1. É jurisprudência consolidada que o apuramento da vontade real dos declarantes, em matéria de interpretação de negócio jurídico, constitui matéria de facto que, como tal, está subtraída ao conhecimento do Supremo Tribunal de Justiça enquanto Tribunal de revista: i.e., a interpretação das cláusulas dos contratos é matéria de facto quando se dirija à averiguação e reconstituição da vontade real das partes, mas já será matéria de direito se e quando, desconhecida essa vontade, se devem observar os critérios previstos nos arts. 236.º-238.º do CC[2]. A interpretação da declaração negocial reveste-se de particular importância, uma vez que o sentido negocial determina, nos negócios jurídicos, os efeitos jurídicos.

5. Segundo o art. 236.º do CC, “1. A declaração negocial vale com o sentido que um declaratário normal, colocado na posição do real declaratário, possa deduzir do comportamento do declarante, salvo se este não puder razoavelmente contar com ele. 2. Sempre que o declaratário conheça a vontade real do declarante, é de acordo com ela que vale a declaração emitida.

6. Este preceito acolhe a teoria da impressão do destinatário, de cariz objetivista, segundo a qual a declaração vale com o sentido que um declaratário normal, medianamente instruído, sagaz e diligente, colocado na posição do concreto declaratário, a entenderia.

7. De acordo com o art. 236.º, n.º 1, do CC, o sentido decisivo da declaração negocial é aquele que seria apreendido por um declaratário normal, ou seja, medianamente instruído e diligente, colocado na posição do declaratário real, perante o comportamento do declarante.

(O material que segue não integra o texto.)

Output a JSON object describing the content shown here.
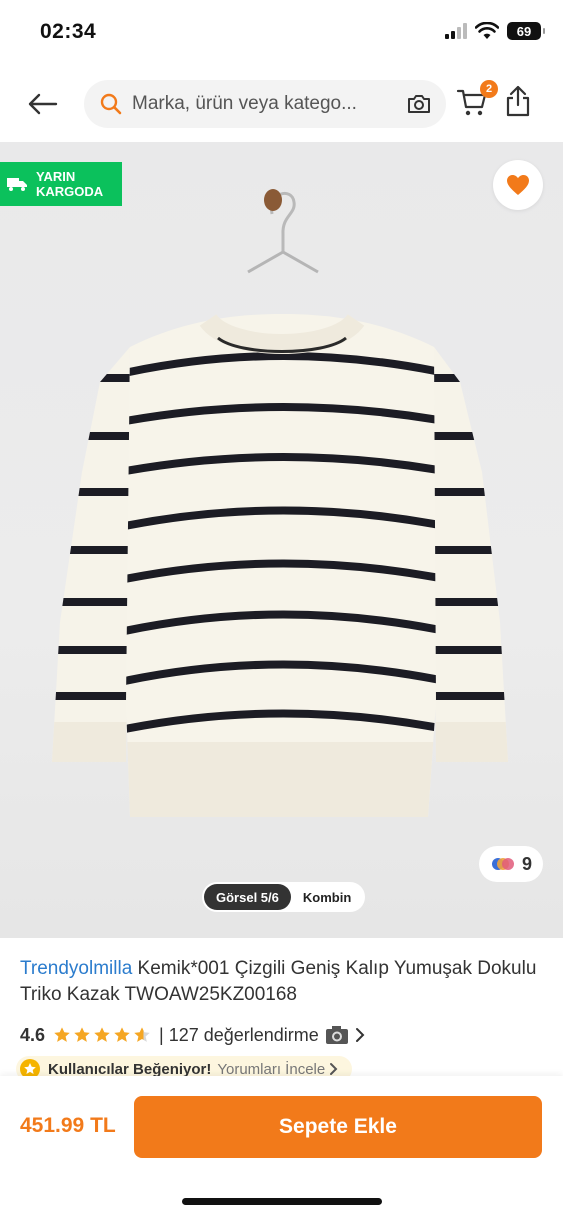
{
  "status_bar": {
    "time": "02:34",
    "battery": "69"
  },
  "header": {
    "search_placeholder": "Marka, ürün veya katego...",
    "cart_count": "2",
    "icons": [
      "back-arrow-icon",
      "search-icon",
      "camera-icon",
      "cart-icon",
      "share-icon"
    ]
  },
  "product_image": {
    "cargo_badge_line1": "YARIN",
    "cargo_badge_line2": "KARGODA",
    "color_count": "9",
    "tabs": [
      {
        "label": "Görsel 5/6",
        "active": true
      },
      {
        "label": "Kombin",
        "active": false
      }
    ]
  },
  "product": {
    "brand": "Trendyolmilla",
    "title": " Kemik*001 Çizgili Geniş Kalıp Yumuşak Dokulu Triko Kazak TWOAW25KZ00168",
    "rating": "4.6",
    "rating_value": 4.6,
    "review_text": "| 127 değerlendirme",
    "like_text": "Kullanıcılar Beğeniyor!",
    "like_link": "Yorumları İncele"
  },
  "bottom_bar": {
    "price": "451.99 TL",
    "add_to_cart": "Sepete Ekle"
  },
  "colors": {
    "accent": "#f27a1a",
    "brand_link": "#2b7ccd",
    "cargo_green": "#0bc15c",
    "star": "#f5a623"
  }
}
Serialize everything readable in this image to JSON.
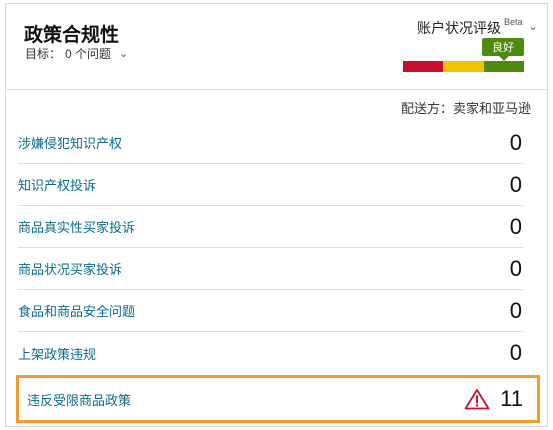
{
  "header": {
    "title": "政策合规性",
    "target_label": "目标：",
    "target_value": "0 个问题",
    "rating_label": "账户状况评级",
    "rating_beta": "Beta",
    "rating_badge": "良好"
  },
  "colors": {
    "bar_red": "#c8102e",
    "bar_yellow": "#f3c300",
    "bar_green": "#4f8a10",
    "link": "#0b6b8a",
    "highlight_border": "#f39c32",
    "warning": "#c8102e"
  },
  "shipped_by": "配送方：卖家和亚马逊",
  "rows": [
    {
      "label": "涉嫌侵犯知识产权",
      "value": "0"
    },
    {
      "label": "知识产权投诉",
      "value": "0"
    },
    {
      "label": "商品真实性买家投诉",
      "value": "0"
    },
    {
      "label": "商品状况买家投诉",
      "value": "0"
    },
    {
      "label": "食品和商品安全问题",
      "value": "0"
    },
    {
      "label": "上架政策违规",
      "value": "0"
    }
  ],
  "highlighted_row": {
    "label": "违反受限商品政策",
    "value": "11",
    "icon": "warning-triangle-icon"
  }
}
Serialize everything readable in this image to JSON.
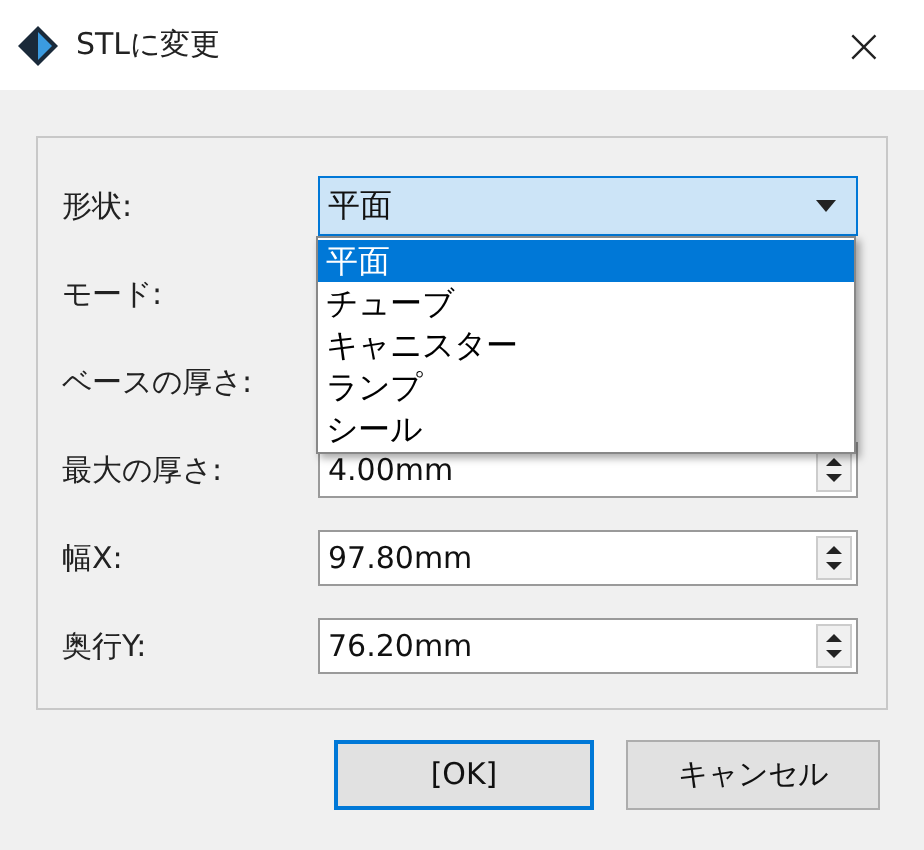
{
  "window": {
    "title": "STLに変更",
    "close": "×"
  },
  "fields": [
    {
      "label": "形状:",
      "kind": "combo",
      "value": "平面"
    },
    {
      "label": "モード:",
      "kind": "hidden"
    },
    {
      "label": "ベースの厚さ:",
      "kind": "hidden"
    },
    {
      "label": "最大の厚さ:",
      "kind": "spin",
      "value": "4.00mm"
    },
    {
      "label": "幅X:",
      "kind": "spin",
      "value": "97.80mm"
    },
    {
      "label": "奥行Y:",
      "kind": "spin",
      "value": "76.20mm"
    }
  ],
  "dropdown": {
    "items": [
      {
        "label": "平面",
        "selected": true
      },
      {
        "label": "チューブ",
        "selected": false
      },
      {
        "label": "キャニスター",
        "selected": false
      },
      {
        "label": "ランプ",
        "selected": false
      },
      {
        "label": "シール",
        "selected": false
      }
    ]
  },
  "buttons": [
    {
      "label": "[OK]",
      "default": true
    },
    {
      "label": "キャンセル",
      "default": false
    }
  ]
}
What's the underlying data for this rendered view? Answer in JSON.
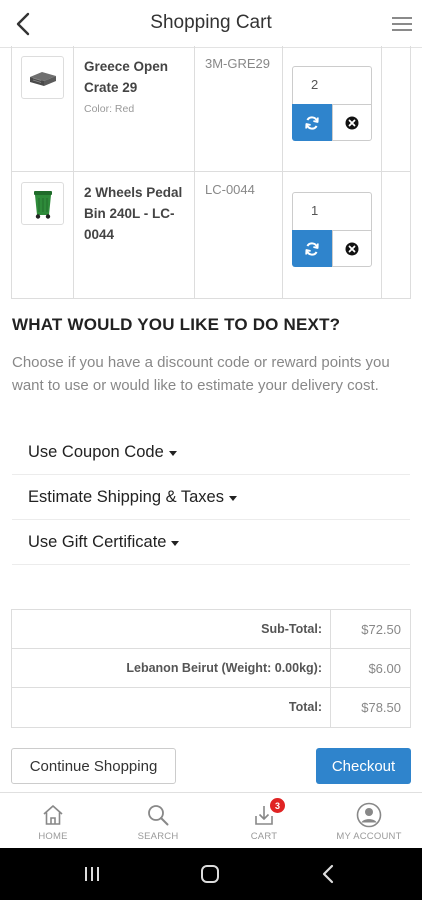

Ressalvam-se apenas os casos de não poder ser imputado ao declarante, razoavelmente, aquele sentido (n.º 1), ou o de o declaratário conhecer a vontade real do declarante (n.º 2).

8. Pretende-se proteger o declaratário, conferindo à declaração o sentido que seria razoável presumir atendendo ao comportamento do declarante, e não o sentido que este lhe quis efetivamente atribuir. Está em causa o princípio da tutela da confiança.

9. A normalidade do declaratário, que a lei toma como padrão, exprime-se não só na capacidade para entender o texto ou conteúdo da declaração, mas também na diligência para recolher todos os elementos que, coadjuvando a declaração, auxiliem a descoberta da vontade real do declarante.

10. O declaratário normal deve ser uma pessoa dotada de razoabilidade, sagacidade, conhecimento e diligência medianos, considerando as circunstâncias que ela teria conhecido e o modo como teria raciocinado a partir delas, mas colocando-a na posição do destinatário real, isto é, acrescentando as circunstâncias que este conheceu concretamente e o modo como aquele concreto declaratário poderia a partir delas ter depreendido um sentido declarativo.

11. Assim, a interpretação das declarações negociais não se dirige, salvo no caso do artigo 236.º, n.º 2, a fixar um facto simples – o sentido que o declarante quis imprimir à sua declaração –, mas antes o sentido normativo da declaração.

12. Por sua vez, quando estejam em causa negócios formais, independentemente de a forma observada ser voluntária ou legal, conforme o art. 238.º, “1. Nos negócios formais não pode a declaração valer com um sentido que não tenha um mínimo de correspondência no texto do respectivo documento, ainda que imperfeitamente expresso. 2. Esse sentido pode, todavia, valer, se corresponder à vontade real das partes e as razões determinantes da forma do negócio se não opuserem a essa validade”.

13. O art. 238.º, n.º 1, do CC, estabelece que o sentido correspondente à impressão do destinatário não pode valer se não tiver um mínimo de correspondência, ainda que imperfeita, no texto do respetivo documento.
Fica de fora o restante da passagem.